The one-term Democratic president provided the blueprint for an Arab-Israeli normalisation process that has abandoned Palestinian liberation.
More than four decades after leaving the White House, Jimmy Carter is remembered as a pivotal figure in Middle East diplomacy – a legacy defined by his greatest achievement but also tied to the challenges that ultimately ended his presidency.
The former president, who passed away on Sunday at the age of 100, brokered the historic peace agreement between Egypt and Israel, altering the course of the Palestinian struggle for statehood and paving the way for the Arab-Israeli normalisation process.

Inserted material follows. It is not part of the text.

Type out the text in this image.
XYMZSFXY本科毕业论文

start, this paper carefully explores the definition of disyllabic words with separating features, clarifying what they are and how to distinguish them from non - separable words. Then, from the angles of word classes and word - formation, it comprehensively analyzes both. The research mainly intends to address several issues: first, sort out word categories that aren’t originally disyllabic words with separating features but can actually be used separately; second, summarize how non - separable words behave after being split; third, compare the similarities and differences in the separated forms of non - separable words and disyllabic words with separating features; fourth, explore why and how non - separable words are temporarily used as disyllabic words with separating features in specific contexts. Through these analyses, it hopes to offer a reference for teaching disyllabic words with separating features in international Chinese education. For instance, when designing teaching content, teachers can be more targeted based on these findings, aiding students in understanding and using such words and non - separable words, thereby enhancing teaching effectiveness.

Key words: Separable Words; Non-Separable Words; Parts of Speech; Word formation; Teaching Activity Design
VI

However, his triumph was soon overshadowed by the Iran hostage crisis, which erupted just months after the signing of the Egypt-Israel treaty. The crisis dominated the remainder of his presidency and was a key factor in his landslide defeat to Ronald Reagan in the 1980 election.
A peace that sidelined the Palestinian struggle
Immediately after assuming office in 1977, the Carter administration made brokering a peace deal between Israel and its neighbouring Arab countries a top foreign policy priority and had as its goal an ambitious regional settlement that would end the 30-year conflict for good.
Though Carter had expressed support for a Palestinian “homeland”, Israel’s refusal to engage with the Palestinians as well as divisions among Arab states led him to abandon a multilateral Palestinian-Israeli peace in favour of a bilateral pact between Israel and its most powerful Arab foe at the time – Egypt.
The months of negotiations with Egyptian President Anwar Sadat and Israeli Prime Minister Menachem Begin that followed culminated in the two countries agreeing to normalise relations in September 1978.
The Camp David Accords, signed after almost two weeks of secret talks at the Camp David presidential retreat in Maryland, saw Israel hand control of the Sinai Peninsula back to Egypt in return for full recognition by its erstwhile enemy.
The agreement has been heralded as a landmark US diplomatic success and is seen as the high-water mark of the Carter administration, though its long-term impact has been to put a solution to the Palestinian-Israeli conflict even further out of reach.
The accords provided the blueprint for a normalisation process that has permitted Israel to further entrench its occupation and expand Jewish settlements in the West Bank. From Jordan in 1994 through to the Abraham Accords in 2020, another five Arab states have since signed peace treaties unconditioned on the recognition of Palestinian rights.
Crisis in Tehran
A few months after the signing of the Egypt-Israel Peace Treaty, the fallout from the Iranian revolution triggered what was to become the administration’s most damaging international crisis as it prepared to fight the 1980 presidential election.
In early November 1979, hundreds of Iranian students stormed the US embassy in Tehran and took 66 Americans hostage. Though some were released, Iran continued to hold 52 diplomats and embassy staff for more than 14 months.
Despite engaging in several rounds of talks with the new Iranian government, Carter was unable to negotiate their release. The administration’s impotence was encapsulated by a disastrous rescue attempt that resulted in two military aircraft colliding, killing eight US personnel.
The 444-day hostage crisis resulted in Carter suffering a huge decline in popularity at the height of the election campaign and is seen as playing a decisive factor in his failure to win a second term in office.
He was only able to bring an end to the crisis after the election was lost, with Iran agreeing to release the hostages on the day of Reagan’s inauguration in January 1981.
Peace, not apartheid
In the years since leaving office, Carter became increasingly critical of Israel’s policies towards the Palestinians and called out its role in obstructing the establishment of a Palestinian state.
In his 2006 best-seller Palestine: Peace Not Apartheid, he criticised Israel”s colonisation of Palestinian land and its system of segregation in the occupied West Bank.
He was also a staunch critic of the Bush administration’s invasion of Iraq, calling it one of the most “gross and damaging mistakes our nation ever made”.